Dunia di sekitar mereka terasa melambat, seakan hanya ada mereka berdua.
"Aku
Adrian," katanya akhirnya.
Wanita
itu tersenyum samar. "Alya."
Seperti
ada sesuatu yang meledak pelan di dalam hati Adrian. Nama itu... terasa begitu
familiar.
***
Mereka
menghabiskan waktu berjam-jam duduk di kafe itu, berbicara tentang mimpi-mimpi
mereka. Setiap detail yang mereka ceritakan persis sama—taman di atas
bukit, lampu-lampu yang berpendar, bahkan percakapan yang mereka lakukan.
"Ini
gila," gumam Alya sambil memijat pelipisnya. "Bagaimana bisa kita
bermimpi hal yang sama? Seperti... mimpi bersama?"
"Aku
juga tidak tahu," kata Adrian. "Tapi aku merasa ada alasan kenapa ini
terjadi."
Alya
menatap lurus ke dalam mata Adrian. "Mungkinkah... kita saling mengenal di
kehidupan lain?"
Jantung
Adrian berdegup kencang.
Sesuatu
dalam dirinya mengatakan bahwa perasaan ini bukan sekadar kebetulan. Bahwa ada
sesuatu—entah apa—yang menghubungkan mereka di luar batas ruang dan waktu.
Lalu
tiba-tiba, Alya merasakan sesuatu yang aneh di kepalanya.

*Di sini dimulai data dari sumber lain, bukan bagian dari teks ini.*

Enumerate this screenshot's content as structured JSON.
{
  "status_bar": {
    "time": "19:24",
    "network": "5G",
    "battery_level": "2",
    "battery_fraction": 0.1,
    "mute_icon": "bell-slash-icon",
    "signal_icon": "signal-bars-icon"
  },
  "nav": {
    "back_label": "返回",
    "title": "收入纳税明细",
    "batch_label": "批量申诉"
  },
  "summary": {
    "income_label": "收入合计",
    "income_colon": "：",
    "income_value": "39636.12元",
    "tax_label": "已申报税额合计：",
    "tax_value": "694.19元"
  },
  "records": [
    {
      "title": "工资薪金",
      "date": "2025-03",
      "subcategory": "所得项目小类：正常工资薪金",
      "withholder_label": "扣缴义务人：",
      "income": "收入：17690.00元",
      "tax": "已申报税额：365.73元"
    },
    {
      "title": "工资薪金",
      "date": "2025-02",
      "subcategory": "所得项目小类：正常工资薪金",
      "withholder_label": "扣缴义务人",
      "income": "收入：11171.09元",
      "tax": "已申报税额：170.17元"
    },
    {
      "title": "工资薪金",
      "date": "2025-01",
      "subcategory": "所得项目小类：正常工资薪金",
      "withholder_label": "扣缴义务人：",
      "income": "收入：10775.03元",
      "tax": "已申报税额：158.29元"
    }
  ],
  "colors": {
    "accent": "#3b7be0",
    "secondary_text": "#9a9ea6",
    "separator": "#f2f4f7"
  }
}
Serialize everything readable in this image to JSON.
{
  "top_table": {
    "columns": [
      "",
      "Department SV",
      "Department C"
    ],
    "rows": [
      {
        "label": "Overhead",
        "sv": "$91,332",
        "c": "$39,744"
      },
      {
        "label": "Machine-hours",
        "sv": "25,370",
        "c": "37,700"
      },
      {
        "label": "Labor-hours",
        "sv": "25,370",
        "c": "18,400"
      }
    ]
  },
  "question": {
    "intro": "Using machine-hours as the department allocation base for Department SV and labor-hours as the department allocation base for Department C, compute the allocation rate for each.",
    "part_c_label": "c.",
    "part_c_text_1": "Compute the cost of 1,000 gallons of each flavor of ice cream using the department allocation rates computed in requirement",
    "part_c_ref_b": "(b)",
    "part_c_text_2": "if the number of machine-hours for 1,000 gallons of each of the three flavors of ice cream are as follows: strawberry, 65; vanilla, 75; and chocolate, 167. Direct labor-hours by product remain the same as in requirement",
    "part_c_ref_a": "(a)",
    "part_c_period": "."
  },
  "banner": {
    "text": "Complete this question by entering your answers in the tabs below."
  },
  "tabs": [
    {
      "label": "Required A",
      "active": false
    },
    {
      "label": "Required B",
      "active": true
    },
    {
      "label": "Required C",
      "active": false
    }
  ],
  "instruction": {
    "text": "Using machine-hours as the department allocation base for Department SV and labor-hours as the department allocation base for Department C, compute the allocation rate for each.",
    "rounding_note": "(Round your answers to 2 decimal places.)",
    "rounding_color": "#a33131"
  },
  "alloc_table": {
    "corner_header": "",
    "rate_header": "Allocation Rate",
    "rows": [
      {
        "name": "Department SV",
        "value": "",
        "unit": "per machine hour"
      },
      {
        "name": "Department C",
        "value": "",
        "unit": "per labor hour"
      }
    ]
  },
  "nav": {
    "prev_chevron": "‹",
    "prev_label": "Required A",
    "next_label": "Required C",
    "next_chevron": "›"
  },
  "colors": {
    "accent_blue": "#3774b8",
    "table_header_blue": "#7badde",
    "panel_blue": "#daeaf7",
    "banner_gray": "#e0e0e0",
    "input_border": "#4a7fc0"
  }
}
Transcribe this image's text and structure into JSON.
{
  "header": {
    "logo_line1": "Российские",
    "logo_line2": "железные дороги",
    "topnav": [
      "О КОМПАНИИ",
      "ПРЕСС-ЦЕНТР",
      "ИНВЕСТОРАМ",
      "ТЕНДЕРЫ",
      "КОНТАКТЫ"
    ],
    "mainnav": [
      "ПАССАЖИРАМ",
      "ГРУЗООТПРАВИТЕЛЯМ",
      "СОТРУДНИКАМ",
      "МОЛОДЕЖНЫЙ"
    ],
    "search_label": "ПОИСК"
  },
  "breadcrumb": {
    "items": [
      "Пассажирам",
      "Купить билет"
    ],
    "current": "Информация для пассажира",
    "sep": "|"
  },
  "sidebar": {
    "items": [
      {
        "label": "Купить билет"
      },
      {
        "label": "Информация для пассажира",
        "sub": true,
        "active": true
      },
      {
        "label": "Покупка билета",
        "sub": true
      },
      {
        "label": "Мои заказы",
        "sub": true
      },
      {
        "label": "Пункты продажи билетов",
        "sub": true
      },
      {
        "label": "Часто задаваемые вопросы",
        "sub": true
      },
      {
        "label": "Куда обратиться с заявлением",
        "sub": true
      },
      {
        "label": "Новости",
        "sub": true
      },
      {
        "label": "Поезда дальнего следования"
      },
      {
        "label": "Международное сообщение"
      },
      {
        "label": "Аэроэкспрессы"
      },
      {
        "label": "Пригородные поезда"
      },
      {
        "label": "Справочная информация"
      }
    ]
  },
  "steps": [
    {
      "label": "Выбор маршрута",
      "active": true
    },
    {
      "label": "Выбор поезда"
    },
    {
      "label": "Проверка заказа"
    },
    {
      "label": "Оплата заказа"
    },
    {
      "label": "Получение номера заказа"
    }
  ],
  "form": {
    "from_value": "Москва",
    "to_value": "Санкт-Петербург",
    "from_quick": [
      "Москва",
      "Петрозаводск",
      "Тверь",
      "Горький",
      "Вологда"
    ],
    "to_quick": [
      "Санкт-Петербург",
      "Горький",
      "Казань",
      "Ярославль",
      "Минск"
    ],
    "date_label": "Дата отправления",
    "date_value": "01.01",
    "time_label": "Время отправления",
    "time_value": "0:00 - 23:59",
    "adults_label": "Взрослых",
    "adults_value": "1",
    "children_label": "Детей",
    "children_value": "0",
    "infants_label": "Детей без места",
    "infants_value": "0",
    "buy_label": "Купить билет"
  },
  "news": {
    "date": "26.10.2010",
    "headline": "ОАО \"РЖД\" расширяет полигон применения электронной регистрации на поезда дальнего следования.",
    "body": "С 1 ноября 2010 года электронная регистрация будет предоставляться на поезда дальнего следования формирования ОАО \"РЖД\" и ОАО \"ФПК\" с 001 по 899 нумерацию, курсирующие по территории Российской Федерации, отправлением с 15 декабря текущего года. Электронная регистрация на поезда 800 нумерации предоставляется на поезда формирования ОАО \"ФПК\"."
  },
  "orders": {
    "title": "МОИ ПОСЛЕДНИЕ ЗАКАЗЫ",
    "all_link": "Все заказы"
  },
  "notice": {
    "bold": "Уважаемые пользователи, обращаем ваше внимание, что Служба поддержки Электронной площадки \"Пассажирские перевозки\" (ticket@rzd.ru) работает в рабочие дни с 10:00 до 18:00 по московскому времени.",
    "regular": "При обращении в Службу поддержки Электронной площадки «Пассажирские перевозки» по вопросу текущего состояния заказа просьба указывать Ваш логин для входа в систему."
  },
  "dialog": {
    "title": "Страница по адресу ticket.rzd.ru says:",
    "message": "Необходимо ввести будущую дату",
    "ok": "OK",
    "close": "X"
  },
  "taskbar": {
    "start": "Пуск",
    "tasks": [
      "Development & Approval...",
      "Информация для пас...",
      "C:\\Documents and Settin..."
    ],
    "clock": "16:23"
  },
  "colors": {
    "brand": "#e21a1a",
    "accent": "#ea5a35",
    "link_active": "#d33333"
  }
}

Pandangannya
berputar, dadanya sesak.
"Alya?"
Adrian panik melihat wajahnya yang mendadak pucat.
Alya
memejamkan matanya sejenak, lalu berkata dengan suara bergetar.
"Aku...
aku ingat sesuatu."
Adrian
menunggu, jantungnya berdebar keras.
Alya
membuka mata, dan tatapannya dipenuhi ketakutan.
"Aku
ingat bagaimana aku... mati."
***
Alya
terengah-engah, keringat dingin mengalir di pelipisnya.
"Aku
tidak tahu kenapa aku baru mengingatnya sekarang... tapi aku yakin kita pernah
hidup sebelumnya, Adrian."
Adrian
merasakan tubuhnya menegang. "Apa maksudmu?"
Alya
menggigit bibirnya, lalu berbisik:
"Dalam
kehidupan sebelumnya... aku meninggal karena kecelakaan. Dan kau..." ia
menatap Adrian dengan tatapan penuh emosi.
"Kau
yang mencoba menyelamatkanku, tapi kau juga ikut mati."
Adrian
membeku.
Sekelebat
ingatan yang aneh melintas di kepalanya. Ia melihat hujan deras. Cahaya lampu
mobil. Tangannya yang berusaha menggapai seseorang. Lalu suara benturan keras.
Dan
kemudian... kegelapan.
"Aku
ingat," bisik Adrian.
Mereka
saling menatap, napas mereka memburu.
Mungkinkah...
mereka memang ditakdirkan untuk bertemu lagi?
Atau ini
adalah peringatan bahwa sejarah akan terulang?
***
Adrian
menggenggam tangan Alya, menatapnya dalam-dalam.
"Kita
harus mencari tahu apa yang sebenarnya terjadi pada kita."
Alya
mengangguk, meskipun dalam hatinya ada ketakutan yang sulit dijelaskan.
Di luar
kafe, langit mendung mulai menggantung.
Dan entah
kenapa, mereka berdua merasakan firasat buruk.
Seakan
waktu sedang menghitung mundur.
Sampai
kapan mereka bisa tetap bersama... sebelum sesuatu memisahkan mereka lagi?